Each year, on February 12, Myanmar celebrates Union Day. A few months ago, I chose that date to launch this blog. Until I read Sadan, though, I hadn’t realized that it was only five years after independence, in 1953, that the anniversary was raised to the status of national holiday. At the same time, the Panglong Agreement, signed on February 12, 1947 and celebrated through Union Day, began to be consciously and publicly identified with the notion of Panglong Spirit. Sadan argues that the intention was to promulgate an official understanding of ethnic and cultural politics in a complex state. Panglong Spirit thereby emerged to fill one of the ideological gaps of a multiethnic nation.
From the start there was a problem, however, which Sadan identifies as the artificial, inorganic nature of the new ideology. “The ‘Spirit’ posited ahistorical notions of harmonic pasts that never existed and in which no one believed… The notion of Panglong Spirit represented all that was failing in the new state and the centre’s capacity to engage meaningfully with its multiple peripheries. It gave no sense of whether the Union should be premised upon assimilation, incorporation or progressive convergence. It was void of political direction, detail or accountability other than that everyone should somehow ‘get on'” (304).

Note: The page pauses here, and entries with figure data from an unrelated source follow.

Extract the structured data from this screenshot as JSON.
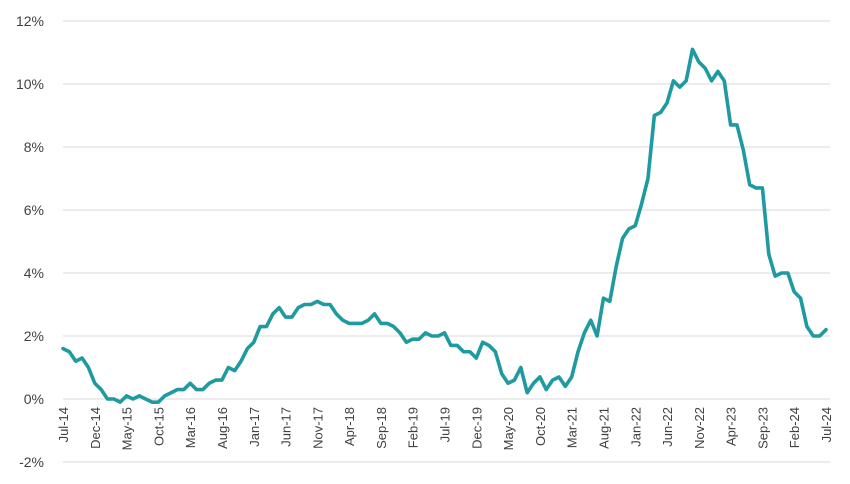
{
  "chart_data": {
    "type": "line",
    "title": "",
    "xlabel": "",
    "ylabel": "",
    "ylim": [
      -2,
      12
    ],
    "y_ticks": [
      -2,
      0,
      2,
      4,
      6,
      8,
      10,
      12
    ],
    "y_tick_labels": [
      "-2%",
      "0%",
      "2%",
      "4%",
      "6%",
      "8%",
      "10%",
      "12%"
    ],
    "x_tick_labels": [
      "Jul-14",
      "Dec-14",
      "May-15",
      "Oct-15",
      "Mar-16",
      "Aug-16",
      "Jan-17",
      "Jun-17",
      "Nov-17",
      "Apr-18",
      "Sep-18",
      "Feb-19",
      "Jul-19",
      "Dec-19",
      "May-20",
      "Oct-20",
      "Mar-21",
      "Aug-21",
      "Jan-22",
      "Jun-22",
      "Nov-22",
      "Apr-23",
      "Sep-23",
      "Feb-24",
      "Jul-24"
    ],
    "x_tick_every_months": 5,
    "start_month": "Jul-14",
    "grid": true,
    "legend": "none",
    "series": [
      {
        "color": "#1e9aa0",
        "values": [
          1.6,
          1.5,
          1.2,
          1.3,
          1.0,
          0.5,
          0.3,
          0.0,
          0.0,
          -0.1,
          0.1,
          0.0,
          0.1,
          0.0,
          -0.1,
          -0.1,
          0.1,
          0.2,
          0.3,
          0.3,
          0.5,
          0.3,
          0.3,
          0.5,
          0.6,
          0.6,
          1.0,
          0.9,
          1.2,
          1.6,
          1.8,
          2.3,
          2.3,
          2.7,
          2.9,
          2.6,
          2.6,
          2.9,
          3.0,
          3.0,
          3.1,
          3.0,
          3.0,
          2.7,
          2.5,
          2.4,
          2.4,
          2.4,
          2.5,
          2.7,
          2.4,
          2.4,
          2.3,
          2.1,
          1.8,
          1.9,
          1.9,
          2.1,
          2.0,
          2.0,
          2.1,
          1.7,
          1.7,
          1.5,
          1.5,
          1.3,
          1.8,
          1.7,
          1.5,
          0.8,
          0.5,
          0.6,
          1.0,
          0.2,
          0.5,
          0.7,
          0.3,
          0.6,
          0.7,
          0.4,
          0.7,
          1.5,
          2.1,
          2.5,
          2.0,
          3.2,
          3.1,
          4.2,
          5.1,
          5.4,
          5.5,
          6.2,
          7.0,
          9.0,
          9.1,
          9.4,
          10.1,
          9.9,
          10.1,
          11.1,
          10.7,
          10.5,
          10.1,
          10.4,
          10.1,
          8.7,
          8.7,
          7.9,
          6.8,
          6.7,
          6.7,
          4.6,
          3.9,
          4.0,
          4.0,
          3.4,
          3.2,
          2.3,
          2.0,
          2.0,
          2.2
        ]
      }
    ]
  }
}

She draws contrasts with Burma’s two large multiethnic neighbours. “While the Indian and Chinese states acknowledged the importance of developing ideological visions of the nation and how it should relate to its diverse range of communities, in Burma there was little time or scope for developing complex realignments of ideologies of nationhood. The dominating public idiom was of an increasingly militarised Burmese nationalism apparently opposed to the political structures that supported the federal Union” (302).
Broadly this is the heritage that has come down to today, the political worldview of contemporary elites based chiefly in Naypyitaw and Yangon. That worldview remains artificial, inorganic and void of political direction – signaling just how much work still needs to be done to build a truly multiethnic nation.